Columna de Copano: "Zorrones", desigualdad y mayordomos

Por Nicolás Copano

Alta polémica levantó el audio de Whatsapp filtrado de Nicolás Correa, un chico de la Universidad del Desarrollo que le hablaba a sus compañeros de carrera sobre sus propuestas para conquistar el centro de alumnos. El mensaje es un interesante reflejo de cómo se ha construido país en los últimos años. Tenemos un país de ricos sumamente conscientes de lo que son: Correa lo dice claramente en su transparente frase “somos ABC1 y tenemos que aprovecharlo”.

Ahora, ¿aprovechar que? Pongámonos en el lugar de que un muchacho de una población haga un discurso similar: “Somos pobres y tenemos que ser solidarios entre nosotros”, por ejemplo. ¿Cuánto se demorarían los locutores de Radio Agricultura en condenar un llamado de ese estilo? ¿Cuántas columnas se escribirían sobre el odio? ¿Cuántos comentarios de Twitter hablarían de resentimiento?

Tenemos distinta vara porque nos han adoptado a ser serviles y temerosos. Nos han invitado a no cuestionarnos, por miedo. Nos instan a mentir, que es el peor de los actos. Nos han empezado a decir que los cambios provocan caos cuando la gente en general no entiende, y la rodean y asustan. Nos están mintiendo hace mucho tiempo: el país tiene colas de tipos comprando iPhones y estamos en crisis se supone. Quizás alguien acumula a su gusto, pero es demasiado transgresor plantearlo. No vaya a ser que alguien se enoje pues. Ahora, ¿quien se enoja? No sé, pero se parece demasiado a una sensación. Se parece demasiado al catolicismo todo esto. Se parece demasiado al cono del silencio y estoy seguro de que los ricos son bastante más pudorosos que varios “mayordomos” de ellos que les dicen cosas para hacerlos sentir bien. Los ricos también están secuestrados en Chile por el “secreto de confesión” y terminan mandando cartitas para defender lo indefendible por el diario. Es hora de que ellos también se hagan preguntar a partir de este contexto horrible de país que se ha creado. Es hora de que entre todos hagamos un cambio de switch. 

Nicolás Correa es una víctima, no es el culpable: darle es la salida más fácil. Yo quiero analizar el fenómeno de los que llegan a futuro a trabajar con Correa y no le cuestionan nada, haciendo que se transforme en un jefe horrible. En los medios, estamos llenos de ellos: son los que le dan el amén a sus jefes sin decir nada. Arman radios con locutores que son modelos y no periodistas. Yo conocí a tantos que vestían las poleritas del rock y a la primera de cambio armaban “vehículos para el ABC1” muy tristes. Muy decadentes. Tipos que vivían en la periferia pero se morían por “ser el otro” culpa de una desigualdad que afecta a la dignidad. A la primera de cambio transan por entradas. Escriben en blogs y son los cortesanos de los zorrones. Son lo peor. De verdad: me da mucho más asco un arribista aspirante que un hijo de millonario. El segundo quizás vive en una burbuja, el primero es cómplice de la desigualdad porque olvida a sus hermanos. Olvida pensar en ellos: transa a la primera y piensa que “superación” es mayor capacidad de consumo. Piensa en tener cuatro autos en un patio donde caben dos. Piensa en la deuda como vehículo de validación. Amigo con plata: usted analice a ese que le dice siempre que “sí” y trabaja para usted. Honestamente, se está aprovechando de usted. Ojo: hay muchos que hacen ese ejercicio. Y en realidad, están haciendo una basura.

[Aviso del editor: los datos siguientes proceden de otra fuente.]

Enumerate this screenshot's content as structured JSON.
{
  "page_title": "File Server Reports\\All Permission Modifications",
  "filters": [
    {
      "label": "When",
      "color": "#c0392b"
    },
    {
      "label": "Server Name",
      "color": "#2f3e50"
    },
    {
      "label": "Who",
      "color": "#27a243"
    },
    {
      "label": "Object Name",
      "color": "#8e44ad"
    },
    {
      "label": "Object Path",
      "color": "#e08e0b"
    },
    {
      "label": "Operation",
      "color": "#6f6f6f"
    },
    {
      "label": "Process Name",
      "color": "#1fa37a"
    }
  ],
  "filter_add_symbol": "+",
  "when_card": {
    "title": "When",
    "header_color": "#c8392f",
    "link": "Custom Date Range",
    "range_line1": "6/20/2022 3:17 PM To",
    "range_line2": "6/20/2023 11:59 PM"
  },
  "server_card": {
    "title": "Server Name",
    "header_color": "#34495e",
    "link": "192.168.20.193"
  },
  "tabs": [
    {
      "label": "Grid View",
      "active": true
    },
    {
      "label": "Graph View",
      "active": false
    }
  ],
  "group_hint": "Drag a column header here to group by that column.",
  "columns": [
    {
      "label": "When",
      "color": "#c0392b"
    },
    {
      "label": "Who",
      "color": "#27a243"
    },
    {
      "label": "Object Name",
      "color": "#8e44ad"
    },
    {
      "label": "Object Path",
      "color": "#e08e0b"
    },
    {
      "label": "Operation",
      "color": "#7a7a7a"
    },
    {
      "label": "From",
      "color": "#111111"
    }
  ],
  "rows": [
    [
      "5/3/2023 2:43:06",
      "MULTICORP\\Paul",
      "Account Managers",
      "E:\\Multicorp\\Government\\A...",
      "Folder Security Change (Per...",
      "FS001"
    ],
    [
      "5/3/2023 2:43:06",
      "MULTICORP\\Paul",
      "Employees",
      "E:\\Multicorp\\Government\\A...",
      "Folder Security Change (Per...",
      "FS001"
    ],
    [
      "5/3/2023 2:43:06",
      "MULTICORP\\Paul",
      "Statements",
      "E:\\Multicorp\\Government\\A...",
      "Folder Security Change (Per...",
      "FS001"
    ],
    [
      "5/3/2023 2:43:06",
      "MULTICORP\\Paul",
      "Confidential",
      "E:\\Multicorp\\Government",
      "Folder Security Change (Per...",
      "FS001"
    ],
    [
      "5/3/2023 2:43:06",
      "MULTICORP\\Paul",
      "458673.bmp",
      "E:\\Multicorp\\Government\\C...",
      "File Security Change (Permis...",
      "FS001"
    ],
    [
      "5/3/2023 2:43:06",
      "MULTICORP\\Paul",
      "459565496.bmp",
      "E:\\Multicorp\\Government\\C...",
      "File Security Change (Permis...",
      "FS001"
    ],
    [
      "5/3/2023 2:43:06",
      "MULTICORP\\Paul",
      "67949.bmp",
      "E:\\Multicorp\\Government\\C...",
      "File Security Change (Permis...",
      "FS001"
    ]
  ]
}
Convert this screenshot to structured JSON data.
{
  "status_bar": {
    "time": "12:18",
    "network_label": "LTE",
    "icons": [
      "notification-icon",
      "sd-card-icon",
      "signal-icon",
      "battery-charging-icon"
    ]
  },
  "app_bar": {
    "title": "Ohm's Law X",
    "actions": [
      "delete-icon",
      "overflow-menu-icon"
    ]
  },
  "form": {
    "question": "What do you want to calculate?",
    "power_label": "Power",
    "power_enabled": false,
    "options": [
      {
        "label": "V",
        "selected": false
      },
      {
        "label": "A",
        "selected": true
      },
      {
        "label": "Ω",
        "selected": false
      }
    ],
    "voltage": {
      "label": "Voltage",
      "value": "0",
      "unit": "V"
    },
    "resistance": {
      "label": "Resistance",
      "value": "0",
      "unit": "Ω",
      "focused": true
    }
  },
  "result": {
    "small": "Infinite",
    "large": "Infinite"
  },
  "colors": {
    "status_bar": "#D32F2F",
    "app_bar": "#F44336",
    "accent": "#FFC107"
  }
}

No deja de ser una notable coincidencia que justo cuando se plantea la idea de crear una “Línea 1 paralela” del Metro explote esto: lo más probable es que esa idea termine segregando aún más y generando un Metro de ricos y otro de pobres. Nuestras políticas públicas, involuntariamente están teñidas de clasismo. Chile es tan clasista que no se da cuenta.

Y ahí radica algo más profundo que pegarle a Nicolás. Radica en la autocrítica a un montón de personas que tuvieron oportunidades y lo primero que hacen es creer que son mejores que otros. Lo que hay que hacer, en el Chile que viene, donde los líderes desde todos los lugares se necesitan, es empezar a prepararse para quebrar con toda esta farsa. Una farsa que es mezcla de mentira, miedo, desigualdad, engaño. A mi generación le va a tocar mantener a sus padres y abuelos y a debatir sobre el sentido de crear una nueva identidad nacional. Estemos a la altura. Que el hijo de Nicolás pueda compartir con tu hijo o con el hijo de la nana en la sala de clases o en la pega, es tarea de todos.